Hive supports a SQL-like query language known as the Hive query language (HiveQL) over one or multiple data files located either in a local file system or in HDFS. HiveQL runs over the Hadoop map-reduce framework itself, but hides the complexity from the developer. HiveQL is composed of a subset of SQL features and some useful extensions that are helpful for batch processing systems.

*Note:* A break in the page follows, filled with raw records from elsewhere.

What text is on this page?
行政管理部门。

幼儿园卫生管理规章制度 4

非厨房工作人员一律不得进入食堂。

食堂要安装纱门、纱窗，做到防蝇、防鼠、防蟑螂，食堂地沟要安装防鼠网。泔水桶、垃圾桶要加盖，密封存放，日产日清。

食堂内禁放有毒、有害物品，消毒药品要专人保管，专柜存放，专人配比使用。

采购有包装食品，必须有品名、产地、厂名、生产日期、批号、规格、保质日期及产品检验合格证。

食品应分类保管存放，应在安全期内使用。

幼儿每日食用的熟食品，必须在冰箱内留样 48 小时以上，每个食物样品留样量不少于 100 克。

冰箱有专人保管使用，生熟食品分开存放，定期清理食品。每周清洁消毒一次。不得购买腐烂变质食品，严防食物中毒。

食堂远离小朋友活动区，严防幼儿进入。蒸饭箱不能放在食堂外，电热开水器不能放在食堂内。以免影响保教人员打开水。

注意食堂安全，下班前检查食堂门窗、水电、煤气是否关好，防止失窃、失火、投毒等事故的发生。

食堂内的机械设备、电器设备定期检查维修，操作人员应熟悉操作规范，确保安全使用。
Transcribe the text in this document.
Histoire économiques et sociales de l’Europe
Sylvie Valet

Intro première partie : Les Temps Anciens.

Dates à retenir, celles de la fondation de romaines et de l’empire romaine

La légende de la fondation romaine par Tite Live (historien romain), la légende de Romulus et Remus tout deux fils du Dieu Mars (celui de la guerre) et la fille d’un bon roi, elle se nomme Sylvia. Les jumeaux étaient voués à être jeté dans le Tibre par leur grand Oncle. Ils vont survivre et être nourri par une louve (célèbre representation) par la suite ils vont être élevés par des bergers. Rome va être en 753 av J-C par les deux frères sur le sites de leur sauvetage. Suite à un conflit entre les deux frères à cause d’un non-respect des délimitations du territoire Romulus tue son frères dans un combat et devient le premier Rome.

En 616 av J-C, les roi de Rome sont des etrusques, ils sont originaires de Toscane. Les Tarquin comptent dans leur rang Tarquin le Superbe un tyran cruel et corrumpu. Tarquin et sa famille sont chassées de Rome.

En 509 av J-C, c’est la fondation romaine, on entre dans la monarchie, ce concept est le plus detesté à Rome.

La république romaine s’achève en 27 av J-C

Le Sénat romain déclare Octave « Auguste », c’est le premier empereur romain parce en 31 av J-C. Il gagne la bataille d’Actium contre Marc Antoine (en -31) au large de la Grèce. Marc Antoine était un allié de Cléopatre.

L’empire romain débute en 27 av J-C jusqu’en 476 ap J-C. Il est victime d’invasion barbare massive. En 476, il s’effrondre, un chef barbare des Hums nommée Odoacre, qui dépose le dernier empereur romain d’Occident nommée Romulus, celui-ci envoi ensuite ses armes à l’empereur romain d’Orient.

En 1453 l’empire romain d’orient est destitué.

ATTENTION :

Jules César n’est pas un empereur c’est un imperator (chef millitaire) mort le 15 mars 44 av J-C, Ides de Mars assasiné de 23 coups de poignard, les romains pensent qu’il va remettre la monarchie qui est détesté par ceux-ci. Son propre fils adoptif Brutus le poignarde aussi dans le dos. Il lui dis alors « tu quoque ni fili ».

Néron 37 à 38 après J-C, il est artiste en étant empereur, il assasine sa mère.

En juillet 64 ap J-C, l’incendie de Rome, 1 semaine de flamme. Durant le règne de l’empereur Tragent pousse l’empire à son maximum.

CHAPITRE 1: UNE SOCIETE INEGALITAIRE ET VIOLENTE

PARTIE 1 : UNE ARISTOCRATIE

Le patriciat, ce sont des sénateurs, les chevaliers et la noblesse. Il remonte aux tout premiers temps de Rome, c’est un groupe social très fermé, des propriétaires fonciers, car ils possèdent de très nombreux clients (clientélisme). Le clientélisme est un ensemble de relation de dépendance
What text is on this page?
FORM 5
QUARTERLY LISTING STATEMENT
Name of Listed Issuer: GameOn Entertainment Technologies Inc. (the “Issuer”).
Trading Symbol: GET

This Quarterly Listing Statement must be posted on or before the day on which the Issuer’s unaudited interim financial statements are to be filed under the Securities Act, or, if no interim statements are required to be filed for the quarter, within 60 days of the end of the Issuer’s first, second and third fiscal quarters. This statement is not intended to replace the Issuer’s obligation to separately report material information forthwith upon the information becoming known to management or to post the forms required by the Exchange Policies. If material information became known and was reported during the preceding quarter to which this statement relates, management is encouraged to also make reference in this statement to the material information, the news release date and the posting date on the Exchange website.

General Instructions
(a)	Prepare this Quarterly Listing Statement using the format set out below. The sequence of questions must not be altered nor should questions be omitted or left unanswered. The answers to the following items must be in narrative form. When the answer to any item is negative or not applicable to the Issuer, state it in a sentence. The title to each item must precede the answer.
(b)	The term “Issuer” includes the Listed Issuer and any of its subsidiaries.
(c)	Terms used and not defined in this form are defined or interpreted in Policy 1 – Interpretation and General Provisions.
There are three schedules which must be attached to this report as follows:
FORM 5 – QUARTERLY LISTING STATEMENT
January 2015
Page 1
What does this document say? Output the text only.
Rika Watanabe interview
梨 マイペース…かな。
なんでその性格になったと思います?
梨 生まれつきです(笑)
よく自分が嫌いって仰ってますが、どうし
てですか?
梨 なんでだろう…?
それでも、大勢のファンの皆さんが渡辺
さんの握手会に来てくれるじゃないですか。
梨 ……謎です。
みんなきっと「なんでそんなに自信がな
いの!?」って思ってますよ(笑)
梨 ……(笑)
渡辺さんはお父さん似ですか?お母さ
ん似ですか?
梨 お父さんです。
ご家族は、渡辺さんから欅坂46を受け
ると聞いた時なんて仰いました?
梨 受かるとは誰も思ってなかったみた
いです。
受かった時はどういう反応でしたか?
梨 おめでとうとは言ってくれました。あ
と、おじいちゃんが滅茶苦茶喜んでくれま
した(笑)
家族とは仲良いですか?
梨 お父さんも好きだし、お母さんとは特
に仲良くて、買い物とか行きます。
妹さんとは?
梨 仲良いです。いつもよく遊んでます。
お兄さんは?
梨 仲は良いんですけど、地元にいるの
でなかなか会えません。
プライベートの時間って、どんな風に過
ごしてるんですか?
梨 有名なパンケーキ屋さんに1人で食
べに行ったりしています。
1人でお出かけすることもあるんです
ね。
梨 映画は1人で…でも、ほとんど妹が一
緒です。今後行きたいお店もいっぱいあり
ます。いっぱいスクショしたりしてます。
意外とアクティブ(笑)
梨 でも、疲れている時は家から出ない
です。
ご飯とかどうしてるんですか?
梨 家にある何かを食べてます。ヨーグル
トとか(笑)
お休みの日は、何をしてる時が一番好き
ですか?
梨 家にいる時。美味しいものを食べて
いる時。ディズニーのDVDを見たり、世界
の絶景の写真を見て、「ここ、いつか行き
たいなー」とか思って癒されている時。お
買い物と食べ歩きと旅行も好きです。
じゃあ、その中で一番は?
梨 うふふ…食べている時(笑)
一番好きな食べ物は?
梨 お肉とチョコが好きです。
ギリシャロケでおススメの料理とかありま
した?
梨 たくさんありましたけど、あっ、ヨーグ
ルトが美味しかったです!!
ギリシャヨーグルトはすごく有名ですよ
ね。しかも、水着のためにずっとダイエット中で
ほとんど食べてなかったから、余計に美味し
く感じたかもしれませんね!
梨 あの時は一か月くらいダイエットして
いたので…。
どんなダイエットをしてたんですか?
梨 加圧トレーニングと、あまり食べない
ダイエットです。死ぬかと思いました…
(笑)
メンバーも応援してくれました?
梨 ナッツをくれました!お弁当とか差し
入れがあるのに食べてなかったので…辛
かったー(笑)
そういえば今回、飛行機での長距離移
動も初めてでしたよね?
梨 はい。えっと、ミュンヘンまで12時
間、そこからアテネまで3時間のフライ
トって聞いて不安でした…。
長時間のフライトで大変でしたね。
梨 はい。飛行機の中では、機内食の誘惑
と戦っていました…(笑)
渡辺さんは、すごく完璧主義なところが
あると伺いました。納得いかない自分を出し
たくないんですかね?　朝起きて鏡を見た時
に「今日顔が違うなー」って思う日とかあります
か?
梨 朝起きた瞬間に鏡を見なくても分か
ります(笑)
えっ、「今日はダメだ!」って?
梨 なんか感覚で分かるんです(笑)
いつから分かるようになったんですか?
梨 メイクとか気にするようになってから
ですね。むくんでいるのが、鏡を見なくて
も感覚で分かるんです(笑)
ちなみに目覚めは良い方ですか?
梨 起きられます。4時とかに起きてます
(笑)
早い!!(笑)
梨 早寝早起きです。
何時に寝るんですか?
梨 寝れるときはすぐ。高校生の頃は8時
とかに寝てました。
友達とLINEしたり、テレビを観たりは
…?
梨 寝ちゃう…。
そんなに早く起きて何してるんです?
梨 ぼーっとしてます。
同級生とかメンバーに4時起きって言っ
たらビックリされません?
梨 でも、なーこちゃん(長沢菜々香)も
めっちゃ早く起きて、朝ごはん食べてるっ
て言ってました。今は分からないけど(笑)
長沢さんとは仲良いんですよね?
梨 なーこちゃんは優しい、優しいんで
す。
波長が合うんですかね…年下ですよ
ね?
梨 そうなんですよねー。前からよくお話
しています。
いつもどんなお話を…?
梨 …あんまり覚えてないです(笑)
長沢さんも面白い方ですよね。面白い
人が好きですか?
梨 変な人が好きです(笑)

HiveQL supports basic SQL-like features such as CREATE tables, DROP tables, SELECT ... FROM ... WHERE clauses, various types of joins (inner, left outer, right outer and outer joins), Cartesian products, GROUP BY, SORT BY, aggregations, union and many useful functions on primitive and complex data types. Metadata browsing features such as list databases, tables and so on are also provided. This enables developers not familiar with Hadoop or MapReduce to begin querying the system right away through the Hive CLI (command line interface).

However, HiveQL does have some limitations compared with traditional RDBMS SQL. For instance, Hive currently does not support inserting data into an existing table. All insert operations into a table or partition overwrite the existing data.

Managing a Wide Variety of Data

Using Hive, developers can structure and map file data into RDBMS concepts such as tables, columns, rows, and partitions. Other than the primitive data types, such as boolean, integers, floats, doubles, strings and so on, Hive also supports all the major complex types such as list, map and struct. Even more complex types can be generated by arbitrarily combining these types.

Hive and SerDe

SerDe, the Hive Serialization/Deserialization module, takes an implementation of the SerDe Java interface provided by the user and associates it to a Hive table or partition. This enables a developer to interpret and query custom data formats easily with HiveQL.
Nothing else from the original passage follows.